Mikko Harvey is the author of Let the World Have You (House of Anansi, 2022) and Unstable Neighbourhood Rabbit (House of Anansi, 2018). He lives in Northampton, Massachusetts.
Dirty Poem
When I take Adderall I feel connected to my dad, who takes it too, although I haven’t told him we have this in common because I’m scared he will judge me or feel sorry that I’m like him. When you orgasm around my hand I feel connected to you. Yesterday, you said Sometimes I get so excited it feels a little bit like panic and I nodded and wanted to say something but didn’t. I don’t know, I just feel like there’s soft dirt at the bottom of this river and I love stepping into it together— or even not quite together, like the way I felt connected to Henri Cole when I first read his poem “Beach Walk” (we fall, we fell, we are falling) on the computer in my cubicle at my internship in college, and I thought I don’t want to spend my days in an office. Anyway, I do spend my days in an office now and I read Henri Cole at night sometimes and I love making you cum more than almost anything and I’m talking to my dad on Zoom later— he’s getting surgery, I’m scared, and there’s a lot we haven’t said.
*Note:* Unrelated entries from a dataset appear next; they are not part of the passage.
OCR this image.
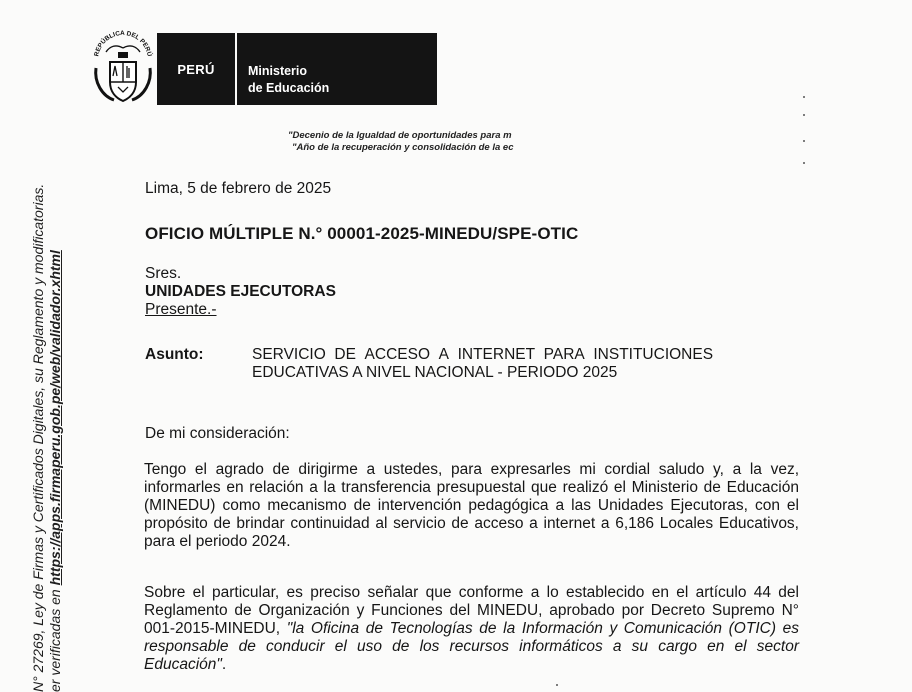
REPÚBLICA DEL PERÚ
PERÚ	Ministerio
de Educación
"Decenio de la Igualdad de oportunidades para m
"Año de la recuperación y consolidación de la ec
Lima, 5 de febrero de 2025
OFICIO MÚLTIPLE N.° 00001-2025-MINEDU/SPE-OTIC
Sres.
UNIDADES EJECUTORAS
Presente.-
Asunto:	SERVICIO  DE  ACCESO  A  INTERNET  PARA  INSTITUCIONES
EDUCATIVAS A NIVEL NACIONAL - PERIODO 2025
De mi consideración:
Tengo el agrado de dirigirme a ustedes, para expresarles mi cordial saludo y, a la vez, informarles en relación a la transferencia presupuestal que realizó el Ministerio de Educación (MINEDU) como mecanismo de intervención pedagógica a las Unidades Ejecutoras, con el propósito de brindar continuidad al servicio de acceso a internet a 6,186 Locales Educativos, para el periodo 2024.
Sobre el particular, es preciso señalar que conforme a lo establecido en el artículo 44 del Reglamento de Organización y Funciones del MINEDU, aprobado por Decreto Supremo N° 001-2015-MINEDU, "la Oficina de Tecnologías de la Información y Comunicación (OTIC) es responsable de conducir el uso de los recursos informáticos a su cargo en el sector Educación".
N° 27269, Ley de Firmas y Certificados Digitales, su Reglamento y modificatorias. er verificadas en https://apps.firmaperu.gob.pe/web/validador.xhtml
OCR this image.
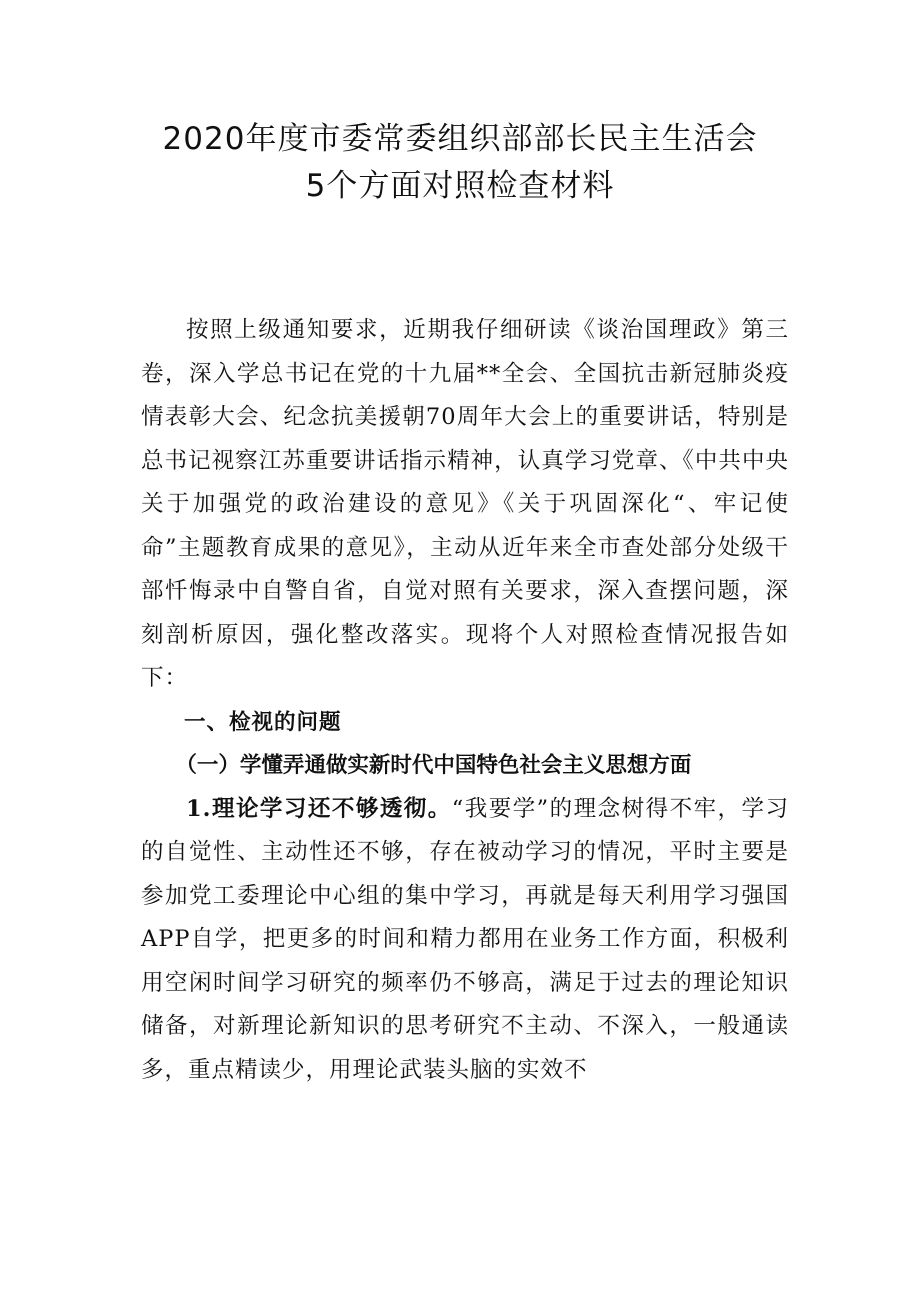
2020年度市委常委组织部部长民主生活会
5个方面对照检查材料

按照上级通知要求，近期我仔细研读《谈治国理政》第三卷，深入学总书记在党的十九届**全会、全国抗击新冠肺炎疫情表彰大会、纪念抗美援朝70周年大会上的重要讲话，特别是总书记视察江苏重要讲话指示精神，认真学习党章、《中共中央关于加强党的政治建设的意见》《关于巩固深化“、牢记使命”主题教育成果的意见》，主动从近年来全市查处部分处级干部忏悔录中自警自省，自觉对照有关要求，深入查摆问题，深刻剖析原因，强化整改落实。现将个人对照检查情况报告如下：

一、检视的问题

（一）学懂弄通做实新时代中国特色社会主义思想方面

1.理论学习还不够透彻。“我要学”的理念树得不牢，学习的自觉性、主动性还不够，存在被动学习的情况，平时主要是参加党工委理论中心组的集中学习，再就是每天利用学习强国APP自学，把更多的时间和精力都用在业务工作方面，积极利用空闲时间学习研究的频率仍不够高，满足于过去的理论知识储备，对新理论新知识的思考研究不主动、不深入，一般通读多，重点精读少，用理论武装头脑的实效不
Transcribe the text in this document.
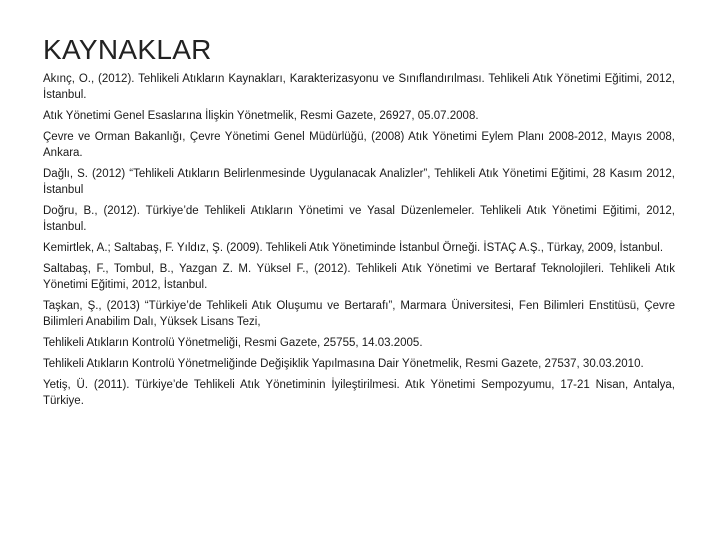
KAYNAKLAR
Akınç, O., (2012). Tehlikeli Atıkların Kaynakları, Karakterizasyonu ve Sınıflandırılması. Tehlikeli Atık Yönetimi Eğitimi, 2012, İstanbul.
Atık Yönetimi Genel Esaslarına İlişkin Yönetmelik, Resmi Gazete, 26927, 05.07.2008.
Çevre ve Orman Bakanlığı, Çevre Yönetimi Genel Müdürlüğü, (2008) Atık Yönetimi Eylem Planı 2008-2012, Mayıs 2008, Ankara.
Dağlı, S. (2012) “Tehlikeli Atıkların Belirlenmesinde Uygulanacak Analizler”, Tehlikeli Atık Yönetimi Eğitimi, 28 Kasım 2012, İstanbul
Doğru, B., (2012). Türkiye’de Tehlikeli Atıkların Yönetimi ve Yasal Düzenlemeler. Tehlikeli Atık Yönetimi Eğitimi, 2012, İstanbul.
Kemirtlek, A.; Saltabaş, F. Yıldız, Ş. (2009). Tehlikeli Atık Yönetiminde İstanbul Örneği. İSTAÇ A.Ş., Türkay, 2009, İstanbul.
Saltabaş, F., Tombul, B., Yazgan Z. M. Yüksel F., (2012). Tehlikeli Atık Yönetimi ve Bertaraf Teknolojileri. Tehlikeli Atık Yönetimi Eğitimi, 2012, İstanbul.
Taşkan, Ş., (2013) “Türkiye’de Tehlikeli Atık Oluşumu ve Bertarafı”, Marmara Üniversitesi, Fen Bilimleri Enstitüsü, Çevre Bilimleri Anabilim Dalı, Yüksek Lisans Tezi,
Tehlikeli Atıkların Kontrolü Yönetmeliği, Resmi Gazete, 25755, 14.03.2005.
Tehlikeli Atıkların Kontrolü Yönetmeliğinde Değişiklik Yapılmasına Dair Yönetmelik, Resmi Gazete, 27537, 30.03.2010.
Yetiş, Ü. (2011). Türkiye’de Tehlikeli Atık Yönetiminin İyileştirilmesi. Atık Yönetimi Sempozyumu, 17-21 Nisan, Antalya, Türkiye.
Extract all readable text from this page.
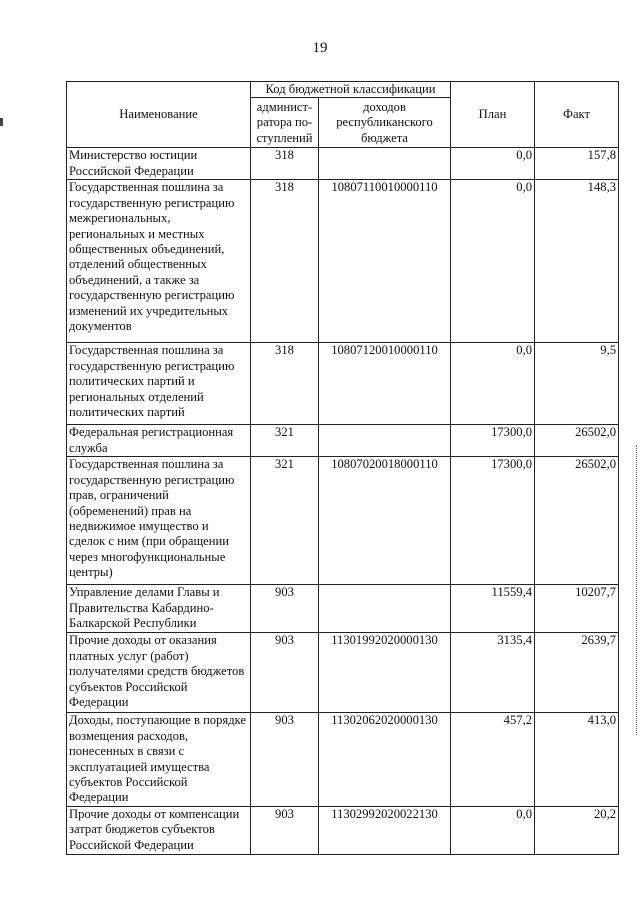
19
Наименование	Код бюджетной классификации		План	Факт
	админист-ратора по-ступлений	доходов республиканского бюджета		
Министерство юстиции Российской Федерации	318		0,0	157,8
Государственная пошлина за государственную регистрацию межрегиональных, региональных и местных общественных объединений, отделений общественных объединений, а также за государственную регистрацию изменений их учредительных документов	318	10807110010000110	0,0	148,3
Государственная пошлина за государственную регистрацию политических партий и региональных отделений политических партий	318	10807120010000110	0,0	9,5
Федеральная регистрационная служба	321		17300,0	26502,0
Государственная пошлина за государственную регистрацию прав, ограничений (обременений) прав на недвижимое имущество и сделок с ним (при обращении через многофункциональные центры)	321	10807020018000110	17300,0	26502,0
Управление делами Главы и Правительства Кабардино-Балкарской Республики	903		11559,4	10207,7
Прочие доходы от оказания платных услуг (работ) получателями средств бюджетов субъектов Российской Федерации	903	11301992020000130	3135,4	2639,7
Доходы, поступающие в порядке возмещения расходов, понесенных в связи с эксплуатацией имущества субъектов Российской Федерации	903	11302062020000130	457,2	413,0
Прочие доходы от компенсации затрат бюджетов субъектов Российской Федерации	903	11302992020022130	0,0	20,2
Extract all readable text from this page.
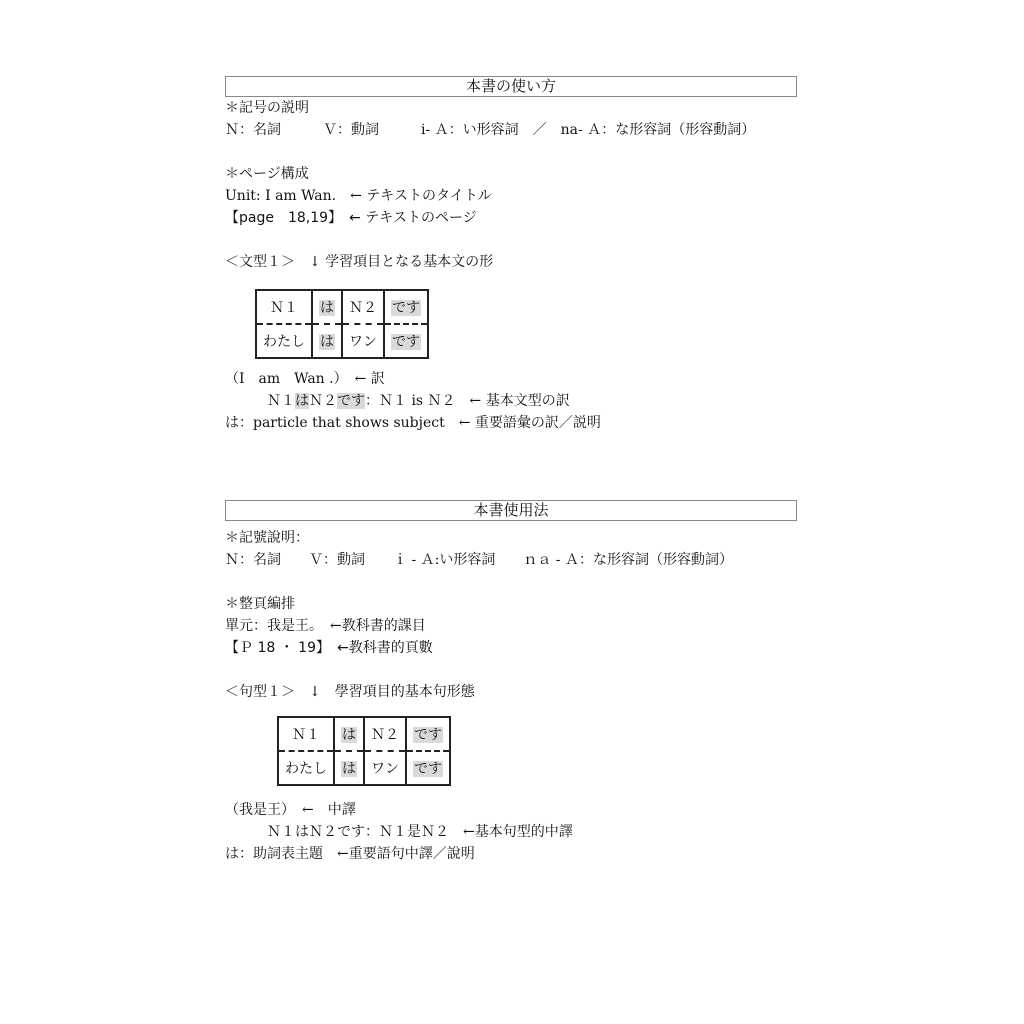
本書の使い方
＊記号の説明
Ｎ：名詞　　　Ｖ：動詞　　　i- Ａ：い形容詞　／　na- Ａ：な形容詞（形容動詞）
＊ページ構成
Unit: I am Wan.　← テキストのタイトル
【page　18,19】　← テキストのページ
＜文型１＞　↓ 学習項目となる基本文の形
Ｎ１	は	Ｎ２	です
わたし	は	ワン	です
（I　am　Wan .）　← 訳
Ｎ１はＮ２です：Ｎ１ is Ｎ２　← 基本文型の訳
は：particle that shows subject　← 重要語彙の訳／説明
本書使用法
＊記號說明：
Ｎ：名詞　　Ｖ：動詞　　ｉ - Ａ:い形容詞　　ｎａ - Ａ：な形容詞（形容動詞）
＊整頁編排
單元：我是王。　←教科書的課目
【Ｐ 18 ・ 19】　←教科書的頁數
＜句型１＞　↓　學習項目的基本句形態
Ｎ１	は	Ｎ２	です
わたし	は	ワン	です
（我是王）　←　中譯
Ｎ１はＮ２です：Ｎ１是Ｎ２　←基本句型的中譯
は：助詞表主題　←重要語句中譯／說明
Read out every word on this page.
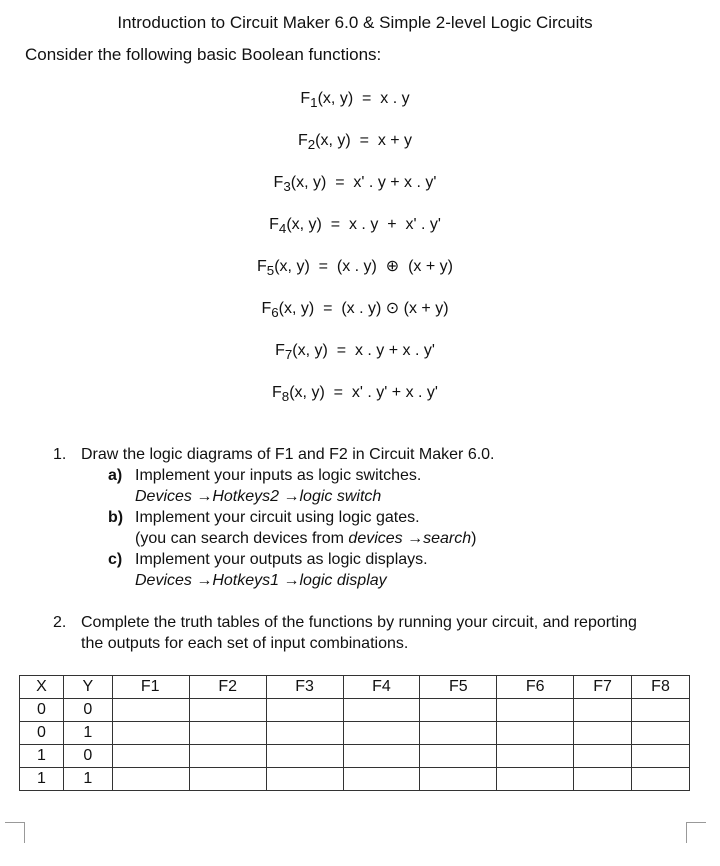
Introduction to Circuit Maker 6.0 & Simple 2-level Logic Circuits
Consider the following basic Boolean functions:
$F_1(x$, y)  =  x . y
$F_2(x$, y)  =  x + y
$F_3(x$, y)  =  x' . y + x . y'
$F_4(x$, y)  =  x . y  +  x' . y'
$F_5(x$, y)  =  (x . y)  ⊕  (x + y)
$F_6(x$, y)  =  (x . y) ⊙ (x + y)
$F_7(x$, y)  =  x . y + x . y'
$F_8(x$, y)  =  x' . y' + x . y'
1. Draw the logic diagrams of F1 and F2 in Circuit Maker 6.0.
a) Implement your inputs as logic switches.
Devices →Hotkeys2 →logic switch
b) Implement your circuit using logic gates.
(you can search devices from devices →search)
c) Implement your outputs as logic displays.
Devices →Hotkeys1 →logic display
2. Complete the truth tables of the functions by running your circuit, and reporting the outputs for each set of input combinations.
X	Y	F1	F2	F3	F4	F5	F6	F7	F8
0	0								
0	1								
1	0								
1	1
“I think poetry and humor are siblings. They are both ways of saying: hey, here is a new and possibly strange way of looking at things. They are both about surprise…
“They succeed by cutting against the grain of expectation, and part of their art is getting the audience to take that journey with you. For me, the closest art form to poetry is probably stand-up comedy — even in my poems that aren’t funny at all — because the tools feel similar.
Of course, there are other poets who view poetry as more similar to music, memoir, painting, philosophy, etc., and I love that the house of poetry is big enough to accommodate all these different rooms — it might be my favorite thing about poetry.”